Betty Jean and The Search for Her Birth Family
Betty Jean is my Dad’s first cousin. I have never met Betty that I remember. So we are not close – I had to explain to her who I was when I first called, “Earle, your cousin Earle’s youngest daughter.”
I had been told she might be in possession of some family papers or information. She sent my dad information a few years ago that she has compiled on all of my cousins and a bit on our family back a generation or two. She also has information on our McElmoyle’s (one tiny piece of paper on this line would be an avalanche compared to what I have already found). As soon as I told her why I was calling she said, “You know I am adopted” and I answered yes I did.
What did telling me she was adopted have to do with what her parents had left her – the family papers?
We continued talking about the papers and other information, “Have I told you about how we are related to Francis Scott Key?”, about our shared family over a few phone calls from January to March. At some point the conversation turned back to her adoption and she talked to me about her search for her birth family. How, when she and her late husband had gone to Asheville, NC to look into getting a copy of her files she was told, that she wouldn’t be able get her files because there was nothing in her file. Nothing – in – her – file.
And so started and ended her search for her birth family.
Betty Jean was probably born in Asheville, NC on or about November 5, 1927. She was probably abandoned by one or both of her parents somewhere in the city and ended up as a ward of the state of NC in the care of a Catholic Hospital in Asheville, NC.
The information about the Catholic hospital comes from Betty Jean’s adoptive mother. Betty Jean clearly remembers a conversation where her adoptive mother told her that she and her adoptive father picked her up from a Catholic hospital, in Asheville, and that the sister who handed Betty to them told her that Betty’s birth mother had black hair.
The Hospital?
St. Joseph’s Hospital was the only Catholic Hospital in Asheville, NC in 1927. Run by the Sisters of Mercy. “St. Joseph’s Sanitarium stands out because it was a religiously affiliated facility, operated by a small group of Catholic sisters, in an area where Catholicism was not the predominant religion. St. Joseph’s Sanitarium continued to operate and grow, despite community opposition, until the late 1930s.” Treatment with a Habit: Asheville, Truberculosis and The Sisters of Mercy.

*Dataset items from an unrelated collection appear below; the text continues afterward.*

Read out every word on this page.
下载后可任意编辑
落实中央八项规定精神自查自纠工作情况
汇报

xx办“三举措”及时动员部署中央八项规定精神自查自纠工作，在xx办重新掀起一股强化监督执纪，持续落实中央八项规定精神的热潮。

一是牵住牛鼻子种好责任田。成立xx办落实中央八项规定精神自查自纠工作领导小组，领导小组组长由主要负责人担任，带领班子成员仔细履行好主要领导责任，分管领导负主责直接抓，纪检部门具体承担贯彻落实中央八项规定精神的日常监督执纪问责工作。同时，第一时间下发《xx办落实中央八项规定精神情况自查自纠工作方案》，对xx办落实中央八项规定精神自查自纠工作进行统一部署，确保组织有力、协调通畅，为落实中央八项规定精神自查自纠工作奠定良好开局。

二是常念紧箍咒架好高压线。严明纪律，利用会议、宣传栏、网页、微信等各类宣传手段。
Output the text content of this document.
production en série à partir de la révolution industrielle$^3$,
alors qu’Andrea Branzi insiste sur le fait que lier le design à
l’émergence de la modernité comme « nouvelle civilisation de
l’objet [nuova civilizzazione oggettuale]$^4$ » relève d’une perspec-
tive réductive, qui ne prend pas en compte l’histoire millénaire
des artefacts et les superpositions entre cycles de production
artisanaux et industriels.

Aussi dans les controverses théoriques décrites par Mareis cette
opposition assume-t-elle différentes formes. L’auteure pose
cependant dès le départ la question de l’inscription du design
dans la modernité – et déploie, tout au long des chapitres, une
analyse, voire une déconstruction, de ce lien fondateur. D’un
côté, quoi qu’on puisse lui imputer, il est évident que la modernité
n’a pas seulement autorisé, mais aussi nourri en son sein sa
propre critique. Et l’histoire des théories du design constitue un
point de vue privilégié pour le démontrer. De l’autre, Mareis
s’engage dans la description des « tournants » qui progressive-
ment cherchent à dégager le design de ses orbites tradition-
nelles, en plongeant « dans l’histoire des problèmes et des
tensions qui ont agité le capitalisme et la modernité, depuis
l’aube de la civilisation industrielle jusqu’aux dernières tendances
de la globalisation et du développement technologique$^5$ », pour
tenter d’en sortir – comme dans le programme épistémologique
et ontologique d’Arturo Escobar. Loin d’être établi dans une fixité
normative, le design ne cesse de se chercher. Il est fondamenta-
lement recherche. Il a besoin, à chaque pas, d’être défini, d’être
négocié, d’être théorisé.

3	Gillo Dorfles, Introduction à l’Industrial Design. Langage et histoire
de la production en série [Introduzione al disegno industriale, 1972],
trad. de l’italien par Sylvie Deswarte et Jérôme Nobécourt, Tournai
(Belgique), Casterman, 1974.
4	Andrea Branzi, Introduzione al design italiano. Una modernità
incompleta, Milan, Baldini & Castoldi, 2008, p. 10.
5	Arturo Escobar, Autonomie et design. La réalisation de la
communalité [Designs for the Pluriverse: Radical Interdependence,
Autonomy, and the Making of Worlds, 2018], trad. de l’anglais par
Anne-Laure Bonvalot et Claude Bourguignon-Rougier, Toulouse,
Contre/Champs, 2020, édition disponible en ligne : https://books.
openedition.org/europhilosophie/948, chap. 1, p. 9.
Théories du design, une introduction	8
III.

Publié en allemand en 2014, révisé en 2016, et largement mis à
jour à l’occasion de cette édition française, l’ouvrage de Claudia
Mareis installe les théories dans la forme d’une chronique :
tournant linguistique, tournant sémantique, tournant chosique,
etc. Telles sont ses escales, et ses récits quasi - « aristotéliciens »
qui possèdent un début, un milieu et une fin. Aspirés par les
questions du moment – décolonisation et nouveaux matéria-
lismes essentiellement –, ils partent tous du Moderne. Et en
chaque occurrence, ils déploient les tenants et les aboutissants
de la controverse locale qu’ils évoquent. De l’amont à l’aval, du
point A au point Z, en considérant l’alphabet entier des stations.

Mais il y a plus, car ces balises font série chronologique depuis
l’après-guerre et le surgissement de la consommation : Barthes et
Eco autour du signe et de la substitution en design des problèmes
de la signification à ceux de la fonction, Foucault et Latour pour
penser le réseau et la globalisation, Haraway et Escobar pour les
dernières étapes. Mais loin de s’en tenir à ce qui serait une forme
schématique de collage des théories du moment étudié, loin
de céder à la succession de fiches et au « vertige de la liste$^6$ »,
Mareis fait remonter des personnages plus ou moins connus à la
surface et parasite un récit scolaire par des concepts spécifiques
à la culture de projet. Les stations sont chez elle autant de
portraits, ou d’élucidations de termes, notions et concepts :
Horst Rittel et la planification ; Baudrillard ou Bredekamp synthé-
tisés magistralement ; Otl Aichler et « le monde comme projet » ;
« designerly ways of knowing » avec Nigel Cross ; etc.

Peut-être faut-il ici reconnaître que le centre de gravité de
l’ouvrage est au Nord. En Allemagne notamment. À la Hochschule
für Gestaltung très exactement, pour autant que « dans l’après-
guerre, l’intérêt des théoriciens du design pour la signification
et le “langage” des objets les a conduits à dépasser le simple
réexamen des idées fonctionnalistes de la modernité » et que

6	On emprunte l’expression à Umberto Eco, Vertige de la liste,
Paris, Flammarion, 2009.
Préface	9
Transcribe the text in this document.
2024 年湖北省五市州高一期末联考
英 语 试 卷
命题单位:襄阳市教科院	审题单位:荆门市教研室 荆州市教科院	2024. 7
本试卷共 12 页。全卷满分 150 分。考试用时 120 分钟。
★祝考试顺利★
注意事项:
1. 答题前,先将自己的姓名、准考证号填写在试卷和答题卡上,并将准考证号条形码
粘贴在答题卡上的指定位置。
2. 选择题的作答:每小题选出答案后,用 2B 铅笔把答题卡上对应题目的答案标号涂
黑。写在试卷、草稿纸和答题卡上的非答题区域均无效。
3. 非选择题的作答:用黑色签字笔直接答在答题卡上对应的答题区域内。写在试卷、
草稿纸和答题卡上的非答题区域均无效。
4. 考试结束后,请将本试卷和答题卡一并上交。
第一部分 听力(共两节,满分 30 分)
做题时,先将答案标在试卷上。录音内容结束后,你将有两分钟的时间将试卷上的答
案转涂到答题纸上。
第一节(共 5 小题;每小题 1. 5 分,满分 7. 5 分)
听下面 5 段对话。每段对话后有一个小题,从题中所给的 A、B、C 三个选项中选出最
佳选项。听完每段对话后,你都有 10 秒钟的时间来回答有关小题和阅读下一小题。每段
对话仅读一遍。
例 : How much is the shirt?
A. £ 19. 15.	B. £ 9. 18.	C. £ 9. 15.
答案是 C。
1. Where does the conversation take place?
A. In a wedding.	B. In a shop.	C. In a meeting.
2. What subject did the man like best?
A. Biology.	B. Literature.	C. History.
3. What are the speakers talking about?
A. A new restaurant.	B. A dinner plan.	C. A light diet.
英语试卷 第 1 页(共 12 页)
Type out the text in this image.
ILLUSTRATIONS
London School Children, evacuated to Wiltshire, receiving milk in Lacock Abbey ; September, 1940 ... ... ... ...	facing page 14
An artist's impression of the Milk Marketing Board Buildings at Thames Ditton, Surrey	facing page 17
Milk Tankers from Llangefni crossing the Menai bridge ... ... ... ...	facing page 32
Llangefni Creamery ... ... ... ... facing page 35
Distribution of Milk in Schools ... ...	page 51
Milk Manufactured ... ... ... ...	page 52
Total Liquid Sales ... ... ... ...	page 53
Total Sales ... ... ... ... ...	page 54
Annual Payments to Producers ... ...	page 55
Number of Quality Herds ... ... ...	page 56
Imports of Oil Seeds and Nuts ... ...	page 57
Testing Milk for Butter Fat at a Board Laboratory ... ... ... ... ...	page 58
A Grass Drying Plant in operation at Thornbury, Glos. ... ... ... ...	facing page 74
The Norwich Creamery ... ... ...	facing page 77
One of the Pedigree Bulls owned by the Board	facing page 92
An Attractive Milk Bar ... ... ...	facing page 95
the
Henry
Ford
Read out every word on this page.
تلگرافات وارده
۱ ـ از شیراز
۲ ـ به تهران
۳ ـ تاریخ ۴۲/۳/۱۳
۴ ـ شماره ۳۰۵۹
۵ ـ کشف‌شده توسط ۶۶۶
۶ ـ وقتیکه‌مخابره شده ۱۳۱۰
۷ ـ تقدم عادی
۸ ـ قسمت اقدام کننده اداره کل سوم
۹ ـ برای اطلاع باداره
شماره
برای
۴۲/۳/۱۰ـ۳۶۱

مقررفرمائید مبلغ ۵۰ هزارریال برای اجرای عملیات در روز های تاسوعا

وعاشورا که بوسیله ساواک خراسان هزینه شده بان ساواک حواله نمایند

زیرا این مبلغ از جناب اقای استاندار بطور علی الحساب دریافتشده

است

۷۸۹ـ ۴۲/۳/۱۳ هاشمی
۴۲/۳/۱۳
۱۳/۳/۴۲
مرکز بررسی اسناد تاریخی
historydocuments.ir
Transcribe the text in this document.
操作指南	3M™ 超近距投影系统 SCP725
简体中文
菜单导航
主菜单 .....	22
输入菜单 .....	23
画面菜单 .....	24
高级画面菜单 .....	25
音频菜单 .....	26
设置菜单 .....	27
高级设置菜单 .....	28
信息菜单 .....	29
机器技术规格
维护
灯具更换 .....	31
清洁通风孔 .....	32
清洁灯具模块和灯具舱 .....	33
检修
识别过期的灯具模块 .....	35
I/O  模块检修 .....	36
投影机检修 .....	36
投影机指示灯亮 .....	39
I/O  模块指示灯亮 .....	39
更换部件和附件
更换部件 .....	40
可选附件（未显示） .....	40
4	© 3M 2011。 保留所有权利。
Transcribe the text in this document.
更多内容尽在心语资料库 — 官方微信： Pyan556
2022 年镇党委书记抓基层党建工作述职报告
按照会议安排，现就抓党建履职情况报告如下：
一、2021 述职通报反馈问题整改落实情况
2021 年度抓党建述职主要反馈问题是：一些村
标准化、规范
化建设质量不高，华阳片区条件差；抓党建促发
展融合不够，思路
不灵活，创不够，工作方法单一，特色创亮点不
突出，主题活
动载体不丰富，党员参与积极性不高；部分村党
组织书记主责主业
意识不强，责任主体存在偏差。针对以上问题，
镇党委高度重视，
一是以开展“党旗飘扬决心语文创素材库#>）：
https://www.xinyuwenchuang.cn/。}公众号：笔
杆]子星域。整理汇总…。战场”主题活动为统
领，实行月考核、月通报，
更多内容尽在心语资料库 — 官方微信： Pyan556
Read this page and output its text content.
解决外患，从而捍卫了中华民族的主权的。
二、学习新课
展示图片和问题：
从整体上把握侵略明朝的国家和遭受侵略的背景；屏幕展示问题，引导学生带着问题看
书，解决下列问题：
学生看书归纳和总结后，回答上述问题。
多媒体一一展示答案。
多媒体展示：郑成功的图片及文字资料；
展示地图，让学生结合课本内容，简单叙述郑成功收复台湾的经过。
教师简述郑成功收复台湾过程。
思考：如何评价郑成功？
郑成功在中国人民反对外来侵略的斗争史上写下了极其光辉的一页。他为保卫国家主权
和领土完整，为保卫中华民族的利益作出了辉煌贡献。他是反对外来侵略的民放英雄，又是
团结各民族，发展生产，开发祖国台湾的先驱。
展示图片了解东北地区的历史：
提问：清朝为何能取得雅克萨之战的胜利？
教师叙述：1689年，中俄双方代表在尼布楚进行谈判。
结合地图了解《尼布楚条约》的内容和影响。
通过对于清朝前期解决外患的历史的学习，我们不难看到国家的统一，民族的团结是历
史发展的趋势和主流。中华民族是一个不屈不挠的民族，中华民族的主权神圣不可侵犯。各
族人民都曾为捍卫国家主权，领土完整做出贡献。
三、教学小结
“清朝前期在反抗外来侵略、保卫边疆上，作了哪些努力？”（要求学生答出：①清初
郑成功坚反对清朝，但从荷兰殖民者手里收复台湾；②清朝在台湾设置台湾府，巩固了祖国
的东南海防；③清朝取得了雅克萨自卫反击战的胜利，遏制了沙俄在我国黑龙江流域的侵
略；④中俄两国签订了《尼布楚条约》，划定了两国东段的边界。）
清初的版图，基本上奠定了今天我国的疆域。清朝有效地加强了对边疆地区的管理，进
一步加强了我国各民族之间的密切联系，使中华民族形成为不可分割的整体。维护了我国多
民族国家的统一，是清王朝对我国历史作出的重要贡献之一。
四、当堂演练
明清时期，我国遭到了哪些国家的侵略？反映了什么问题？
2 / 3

The Universtiy of North Carolina at Asheville, A Senior Theses submitted to the department of History in Candidacy For The Degree of Bachelor Arts, by Carol Fronkowiak Jordan, Asheville, North Carolina, November 2004.
St.Josephs was one of many Sanitarium’s for Tuberculosis which sprung up in the fresh clean air of the North Carolina mountains in the last part of the 19th and early 20th centuries. My question was why on earth, how on earth would a TB hospital take in a healthy baby? The Sisters of Mercy still operate facilities in NC, so I called and asked them about it. The answer from Sister Maria was, “I have no doubt” that the sisters would have taken a baby in and to their own homes to care for it until suitable parents could be found. Sister Maria has been a part of the Sisters of Mercy for a very long time – she herself is 87.
Suitable Parents
She was officially placed by the court with a family on January 20, 1928 for a period (“indentured to”) prior to the couple being approved for adoption. Betty X’s hopeful new mother, Ethel, wrote to her folks about her new bottle baby who had black hair and blue eyes, telling them that they had picked-her-up on Tuesday. Betty X’s Adoption was finalized on September 5, 1928. After the Buncombe County Juvenile Court Clerk, Ruth Arp, brought her forward to the court. Judge Carl B. Hyatt stated that the child, Betty X, #6437ret, appeared to be 1 year of age.
That is it – all Betty Jean has ever known about her birth and adoption.
In March of this year, without hesitation, I did what I always do, I jumped in with both feet. I told her that was one of the things I, we, my business, Grandma’s Genes, does. I, we, Grandma’s Genes help birth families find each other using DNA and Genealogy. She agreed to let me help her.
A DNA test or five and 8 months later I am ready to tell her how we did what we did and how we figured out who her birth family is. I know, the TV shows make it look like these things happen over night, but for this 90 year old (this week) Adoptee the answers are long overdue.